Il problema è che la FIAT ha prodotto nel 2009 circa 2 milioni di autovetture, delle quali 645mila in Italia (con 21.900 dipendenti), ed il restante in Polonia (600mila auto con 5.800 dipendenti) e Brasile (700mila auto con 8.700 dipendenti).
Se queste cifre sono vere – e non ho motivo di dubitarle – la distonia tra auto prodotte e lavoratori impiegati è evidente, ma dobbiamo chiedercene il motivo: forse che gli italiani lavorano meno dei polacchi e dei brasiliani? Non lo credo proprio e credo invece che gli stabilimenti italiani siano strutturati in maniera diversa e da questa organizzazione dipendano i numeri che ci vengono presentati.

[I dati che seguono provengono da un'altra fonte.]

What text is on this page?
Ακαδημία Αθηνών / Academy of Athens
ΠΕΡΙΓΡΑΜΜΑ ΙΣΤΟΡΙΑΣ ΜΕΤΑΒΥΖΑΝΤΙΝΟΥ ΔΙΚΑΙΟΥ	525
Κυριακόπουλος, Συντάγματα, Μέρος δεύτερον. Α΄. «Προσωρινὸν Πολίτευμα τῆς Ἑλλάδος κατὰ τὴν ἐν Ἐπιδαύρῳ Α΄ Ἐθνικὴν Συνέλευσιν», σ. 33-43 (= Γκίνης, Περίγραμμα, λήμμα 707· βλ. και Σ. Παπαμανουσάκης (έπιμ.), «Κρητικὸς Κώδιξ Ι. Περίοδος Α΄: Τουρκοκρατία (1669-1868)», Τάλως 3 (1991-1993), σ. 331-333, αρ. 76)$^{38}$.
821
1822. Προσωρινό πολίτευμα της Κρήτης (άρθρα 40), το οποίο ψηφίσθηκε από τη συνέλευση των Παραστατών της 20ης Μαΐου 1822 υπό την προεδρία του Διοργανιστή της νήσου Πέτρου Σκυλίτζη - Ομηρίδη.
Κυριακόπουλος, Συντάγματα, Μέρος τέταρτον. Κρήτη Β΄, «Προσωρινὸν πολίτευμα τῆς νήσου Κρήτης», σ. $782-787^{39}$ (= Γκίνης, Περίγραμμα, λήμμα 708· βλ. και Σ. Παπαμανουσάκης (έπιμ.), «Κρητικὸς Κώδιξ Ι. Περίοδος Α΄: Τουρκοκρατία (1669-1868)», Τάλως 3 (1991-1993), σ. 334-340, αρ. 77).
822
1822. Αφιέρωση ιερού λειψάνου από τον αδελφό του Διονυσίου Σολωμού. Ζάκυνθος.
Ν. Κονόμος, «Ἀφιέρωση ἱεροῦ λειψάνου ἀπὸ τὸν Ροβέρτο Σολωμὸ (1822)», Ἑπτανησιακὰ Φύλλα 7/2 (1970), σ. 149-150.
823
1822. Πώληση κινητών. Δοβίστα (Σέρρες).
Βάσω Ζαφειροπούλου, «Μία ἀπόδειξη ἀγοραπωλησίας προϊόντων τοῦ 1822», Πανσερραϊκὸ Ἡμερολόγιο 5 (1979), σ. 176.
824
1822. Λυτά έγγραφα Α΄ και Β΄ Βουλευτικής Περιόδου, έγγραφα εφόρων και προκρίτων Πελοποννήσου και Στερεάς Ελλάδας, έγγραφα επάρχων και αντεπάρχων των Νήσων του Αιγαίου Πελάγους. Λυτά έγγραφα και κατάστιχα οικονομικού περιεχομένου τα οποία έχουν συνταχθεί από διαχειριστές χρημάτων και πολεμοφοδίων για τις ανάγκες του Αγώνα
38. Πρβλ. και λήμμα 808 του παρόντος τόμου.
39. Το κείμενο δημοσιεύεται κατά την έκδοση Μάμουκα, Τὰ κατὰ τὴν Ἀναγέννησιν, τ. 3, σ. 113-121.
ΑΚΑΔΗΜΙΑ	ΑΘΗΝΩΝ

Comunque, facendo il conto della serva, potremmo affermare che per “facilitare” l’acquisto delle auto, delle quali soltanto meno di un terzo prodotte in Italia, lo Stato Italiano dovrebbe continuare gli incentivi; in Francia, per una analoga situazione, la Renault è stata stoppata nell’apertura di un nuovo stabilimento all’estero.
Dai sindacati i commenti alla vicenda incentivi sono tutti votati al più puro “protezionismo”; uno per tutti (Angeletti della UIL) afferma che “gli incentivi devono essere promossi dal governo solo se serviranno a salvare i posti di lavoro.
E per ultima una dichiarazione di Maria Paola Merloni, figlia del noto imprenditore e attualmente deputata del PD, che riguardo alla delocalizzazione delle nostre aziende, afferma che “preferisce parlare di internazionalizzazione o locazione intelligente e che questa è una scelta obbligata di fronte ai mercati globali; l’importante è che testa, cuore e bilanci restino in Italia” (aggiungo io: “e che l’Italia continui a sovvenzionare surrettiziamente tutte queste operazioni attraverso i noti incentivi”).
30.000 lavoratori sparsi in quasi tutta l’Italia (sono interessati gli Stabilimenti di Mirafiori, Val di Sangro, Cassino, Pomigliano, Melfi e Termini Imerese), messi contemporaneamente in Cassa Integrazione per 15 giorni, possono rappresentare una sorta di “bomba sociale” il cui innesco è nelle mani della triade: FIAT, Sindacati e Governo; auguriamoci che abbiano tutti la testa sulle spalle e facciano meno azioni propagandistiche e tengano invece maggiormente agli interessi della gente. Chiedo troppo? Ricordiamoci che a 30.000 lavoratori corrispondono oltre 100.000 persone che risentono di questa situazione: una città medio piccola!! Chiaro il concetto??